If U.S. real estate was the hot asset back in the 1980s, these days it's U.S. corporations.
Back in the early 1980s, the U.S. was still in the throes of a prolonged economic downturn that pushed the value of many assets down to bargain levels. At the same time, other countries were on the rise, looking for ways to spend their newfound wealth.
The end result was prized properties such as California's Pebble Beach golf course and New York's Rockefeller Center being bought up by rich Japanese buyers. (Those same Japanese buyers eventually sold those assets at a loss, but that's a story for another day.)
Fast forward to 2011, and the U.S. economy is again reeling -- even as the roster of billionaires in places like China, India and Brazil keeps expanding. Might these newly rich moguls look to go bargain-hunting here in the U.S.? The likelihood rises with every passing day as many of our assets grow ever cheaper.
For foreign buyers, American companies provides both the cachet of a trophy property and access to the world's largest consumer market.
To be clear, Uncle Sam frowns on most cross-border deals involving high-tech companies (citing concerns that our security might be compromised), but many other industries remain open game.
These five iconic American companies are currently priced for sale after their shares have dropped in the latest market downturn. Could they be the next target of a big foreign buyout?
1. Avon Products (NYSE: AVP)
Market Value: $8.9 billion
Fall from 52-Week High: 43%
As the Chinese, Indian and Brazilian economies develop, many of their citizens are moving up into the middle-class. Demand for cosmetics and jewelry is rising as these consumers start to earn more than they absolutely need to survive.
The move from 'necessities' to 'luxuries' dovetails with the Avon model. And the company's independent representative sales model is a nice fit with an expanding set of women that are seeking to shed administrative jobs for something more entrepreneurial.
2. Fortune Brands (NYSE: FO)
Market Value: $8.0 billion
Fall from 52-Week High: 21%
You may not know this company, but you know its brands, which include Jim Beam whiskey, Moen faucets and Master Lock security products.
Some of these brands are already well-known in international circles, while others have yet to make a splash. That's a perfect opportunity for a foreign purchaser to take this American icon even deeper onto the global stage.
3. Hasbro (NYSE: HAS)
Market Value: $4.6 billion
Fall from 52-Week High: 31%
This company's brands are synonymous with leisure: Playskool, Nerf, Transformers, G.I. Joe, Tonka Trucks, Scrabble, Monopoly, etc. Sales actually grew in 2008 and 2009, even as the global economy was hurting. Thanks to a steady stream of new products and movie-based licensing revenues, sales and profits are on track to grow at a double-digit pace this year, making this a timely purchase for acquirers looking for growth vehicles.

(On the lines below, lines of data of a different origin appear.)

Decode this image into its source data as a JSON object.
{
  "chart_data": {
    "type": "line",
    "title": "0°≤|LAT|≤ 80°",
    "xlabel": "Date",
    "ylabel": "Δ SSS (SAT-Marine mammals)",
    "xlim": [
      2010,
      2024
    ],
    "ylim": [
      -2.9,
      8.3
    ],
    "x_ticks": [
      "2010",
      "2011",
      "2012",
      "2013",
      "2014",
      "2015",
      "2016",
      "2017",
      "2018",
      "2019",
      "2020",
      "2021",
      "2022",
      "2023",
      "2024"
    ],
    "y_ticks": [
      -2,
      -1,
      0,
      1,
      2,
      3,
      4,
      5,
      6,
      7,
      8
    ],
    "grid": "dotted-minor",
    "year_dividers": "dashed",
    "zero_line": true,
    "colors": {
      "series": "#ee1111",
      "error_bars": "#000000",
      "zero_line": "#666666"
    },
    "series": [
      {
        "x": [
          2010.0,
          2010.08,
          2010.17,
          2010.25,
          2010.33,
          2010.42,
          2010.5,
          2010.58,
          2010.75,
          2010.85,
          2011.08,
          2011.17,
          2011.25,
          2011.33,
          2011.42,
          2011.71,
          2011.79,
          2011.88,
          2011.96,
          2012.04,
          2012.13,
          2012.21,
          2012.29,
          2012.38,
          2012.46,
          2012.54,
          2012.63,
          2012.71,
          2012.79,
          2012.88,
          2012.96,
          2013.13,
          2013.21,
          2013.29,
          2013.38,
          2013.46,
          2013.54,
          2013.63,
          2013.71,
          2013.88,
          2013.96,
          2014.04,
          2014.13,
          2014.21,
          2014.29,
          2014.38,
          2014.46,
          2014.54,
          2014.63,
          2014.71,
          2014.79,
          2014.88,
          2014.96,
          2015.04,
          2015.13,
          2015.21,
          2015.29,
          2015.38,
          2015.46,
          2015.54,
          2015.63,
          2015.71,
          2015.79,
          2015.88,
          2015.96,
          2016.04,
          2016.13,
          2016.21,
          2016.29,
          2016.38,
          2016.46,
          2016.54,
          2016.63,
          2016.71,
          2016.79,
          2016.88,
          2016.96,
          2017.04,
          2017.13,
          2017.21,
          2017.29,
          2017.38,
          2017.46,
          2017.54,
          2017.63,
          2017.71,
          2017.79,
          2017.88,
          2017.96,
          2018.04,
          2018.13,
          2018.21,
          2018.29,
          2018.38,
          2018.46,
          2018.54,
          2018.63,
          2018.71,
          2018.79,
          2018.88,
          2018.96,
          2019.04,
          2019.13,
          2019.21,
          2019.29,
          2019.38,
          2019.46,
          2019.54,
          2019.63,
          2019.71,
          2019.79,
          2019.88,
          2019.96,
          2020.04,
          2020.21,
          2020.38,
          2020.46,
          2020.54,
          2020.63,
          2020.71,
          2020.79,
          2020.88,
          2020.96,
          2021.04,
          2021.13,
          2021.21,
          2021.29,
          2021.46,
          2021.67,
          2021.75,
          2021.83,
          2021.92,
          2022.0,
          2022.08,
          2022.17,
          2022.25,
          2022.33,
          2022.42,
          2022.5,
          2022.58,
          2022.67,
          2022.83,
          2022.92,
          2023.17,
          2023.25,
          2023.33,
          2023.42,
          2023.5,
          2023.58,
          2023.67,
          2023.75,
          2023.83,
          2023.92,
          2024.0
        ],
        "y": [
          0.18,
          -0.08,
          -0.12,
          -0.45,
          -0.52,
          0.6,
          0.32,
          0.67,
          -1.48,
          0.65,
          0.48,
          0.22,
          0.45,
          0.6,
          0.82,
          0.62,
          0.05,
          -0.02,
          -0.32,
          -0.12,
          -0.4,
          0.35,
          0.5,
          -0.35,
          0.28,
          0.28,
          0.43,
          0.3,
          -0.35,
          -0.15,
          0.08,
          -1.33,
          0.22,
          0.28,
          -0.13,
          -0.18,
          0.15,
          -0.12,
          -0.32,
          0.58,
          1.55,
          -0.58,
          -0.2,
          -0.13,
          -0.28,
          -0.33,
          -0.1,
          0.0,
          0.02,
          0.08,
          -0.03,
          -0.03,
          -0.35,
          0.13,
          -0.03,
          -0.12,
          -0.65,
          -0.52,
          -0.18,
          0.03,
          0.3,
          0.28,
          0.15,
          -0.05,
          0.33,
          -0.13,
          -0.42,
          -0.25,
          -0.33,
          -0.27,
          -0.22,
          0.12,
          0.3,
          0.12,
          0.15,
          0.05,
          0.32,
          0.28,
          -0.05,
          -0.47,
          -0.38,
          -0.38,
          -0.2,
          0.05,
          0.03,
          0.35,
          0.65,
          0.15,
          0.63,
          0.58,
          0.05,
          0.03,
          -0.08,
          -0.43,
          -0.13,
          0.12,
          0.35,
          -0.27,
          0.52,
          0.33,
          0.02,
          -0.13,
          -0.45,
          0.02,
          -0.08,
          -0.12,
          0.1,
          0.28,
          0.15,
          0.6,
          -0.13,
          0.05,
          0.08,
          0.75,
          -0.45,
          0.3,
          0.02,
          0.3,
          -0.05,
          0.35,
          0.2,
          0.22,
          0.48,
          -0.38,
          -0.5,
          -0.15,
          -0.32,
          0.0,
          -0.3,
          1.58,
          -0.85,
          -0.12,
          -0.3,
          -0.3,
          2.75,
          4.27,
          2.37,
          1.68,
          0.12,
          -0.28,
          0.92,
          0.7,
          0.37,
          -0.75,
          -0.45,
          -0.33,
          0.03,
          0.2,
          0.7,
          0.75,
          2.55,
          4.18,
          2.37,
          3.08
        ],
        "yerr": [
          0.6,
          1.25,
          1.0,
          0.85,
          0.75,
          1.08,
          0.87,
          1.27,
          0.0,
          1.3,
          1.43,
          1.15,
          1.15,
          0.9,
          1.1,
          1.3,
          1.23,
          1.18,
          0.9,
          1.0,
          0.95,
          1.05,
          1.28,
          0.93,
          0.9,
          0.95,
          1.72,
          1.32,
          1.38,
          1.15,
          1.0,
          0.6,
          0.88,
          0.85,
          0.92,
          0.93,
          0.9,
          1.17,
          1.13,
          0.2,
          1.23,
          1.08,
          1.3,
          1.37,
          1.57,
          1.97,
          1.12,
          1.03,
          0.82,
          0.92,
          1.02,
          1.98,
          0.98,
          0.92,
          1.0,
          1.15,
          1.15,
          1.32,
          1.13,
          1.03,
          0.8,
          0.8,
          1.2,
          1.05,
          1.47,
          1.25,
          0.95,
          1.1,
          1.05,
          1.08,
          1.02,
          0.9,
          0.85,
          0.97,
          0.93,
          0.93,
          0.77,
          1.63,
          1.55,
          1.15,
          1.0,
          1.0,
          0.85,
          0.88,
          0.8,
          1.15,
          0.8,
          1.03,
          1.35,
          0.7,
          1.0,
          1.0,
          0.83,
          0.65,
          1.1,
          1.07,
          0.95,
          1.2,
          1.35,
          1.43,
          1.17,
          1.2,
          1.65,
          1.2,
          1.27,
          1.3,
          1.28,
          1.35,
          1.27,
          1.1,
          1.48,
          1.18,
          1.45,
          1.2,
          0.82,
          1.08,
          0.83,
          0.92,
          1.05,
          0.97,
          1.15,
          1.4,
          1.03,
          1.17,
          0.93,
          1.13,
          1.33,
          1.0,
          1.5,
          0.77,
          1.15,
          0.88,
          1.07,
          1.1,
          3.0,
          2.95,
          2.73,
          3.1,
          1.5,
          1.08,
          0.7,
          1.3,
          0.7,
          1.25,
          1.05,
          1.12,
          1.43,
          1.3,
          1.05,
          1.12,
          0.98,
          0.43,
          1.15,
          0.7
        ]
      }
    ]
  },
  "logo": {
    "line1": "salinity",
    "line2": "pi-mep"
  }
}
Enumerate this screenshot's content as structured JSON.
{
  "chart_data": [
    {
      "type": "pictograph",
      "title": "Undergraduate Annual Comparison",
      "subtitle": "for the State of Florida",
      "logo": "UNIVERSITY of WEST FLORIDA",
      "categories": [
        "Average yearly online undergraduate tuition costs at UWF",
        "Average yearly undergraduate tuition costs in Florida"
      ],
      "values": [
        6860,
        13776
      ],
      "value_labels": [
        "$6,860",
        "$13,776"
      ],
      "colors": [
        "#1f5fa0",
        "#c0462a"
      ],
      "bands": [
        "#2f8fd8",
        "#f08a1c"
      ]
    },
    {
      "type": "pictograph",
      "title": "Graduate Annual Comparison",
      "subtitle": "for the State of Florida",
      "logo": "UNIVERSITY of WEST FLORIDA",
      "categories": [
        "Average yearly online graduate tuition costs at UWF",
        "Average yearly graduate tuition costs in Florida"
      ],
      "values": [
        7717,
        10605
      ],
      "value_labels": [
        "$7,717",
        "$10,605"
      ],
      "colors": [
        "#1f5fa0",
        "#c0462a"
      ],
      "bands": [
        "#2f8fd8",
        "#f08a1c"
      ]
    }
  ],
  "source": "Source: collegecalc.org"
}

4. Marriott Int'l (NYSE: MAR)
Market Value: $9.7 billion
Fall from 52-Week High: 35%
If you're a new billionaire looking to become a titan in the lodging industry, you have two choices: Start from scratch, opening properties around the world; or simply acquire Marriott, which operates and franchises more than 3,500 properties worldwide.
More than half of those properties are here in the U.S., which may prove quite appealing as U.S. tourism is setting up to be one of the faster-growing industries, thanks to the weaker dollar that makes trips more affordable for visitors from Europe, South America and Asia.
5. Newell Rubbermaid (NYSE: NWL)
Market Value: $3.5 billion
Fall from 52-Week High: 41%
It's not just the second name in the company title that is well-known. This company also owns a whole range of solid brands, from Calphalon cookware and Sharpie markers to Levelor blinds.
Recent management changes are also expected to deliver improved financial results, which you can read more about in my article, Why the 'Icahn Effect' Could Send These Stocks Higher.
The Investing Answer: To be sure, U.S. assets are 'in play.' Foreign purchasers are unlikely to buy anything worth more than $10 billion, and a purchase of a company that is worth less than $1 billion may simply not be of interest to those seeking to capture a big trophy. To acquire these companies, foreign purchasers would need to offer a hefty premium to their current stock prices to convince reluctant owners to sell.
Even in the absence of an acquisition, these companies are all quite appealing for investors thanks to their established brands, high levels of cash flow and growth potential when the global economy rebounds.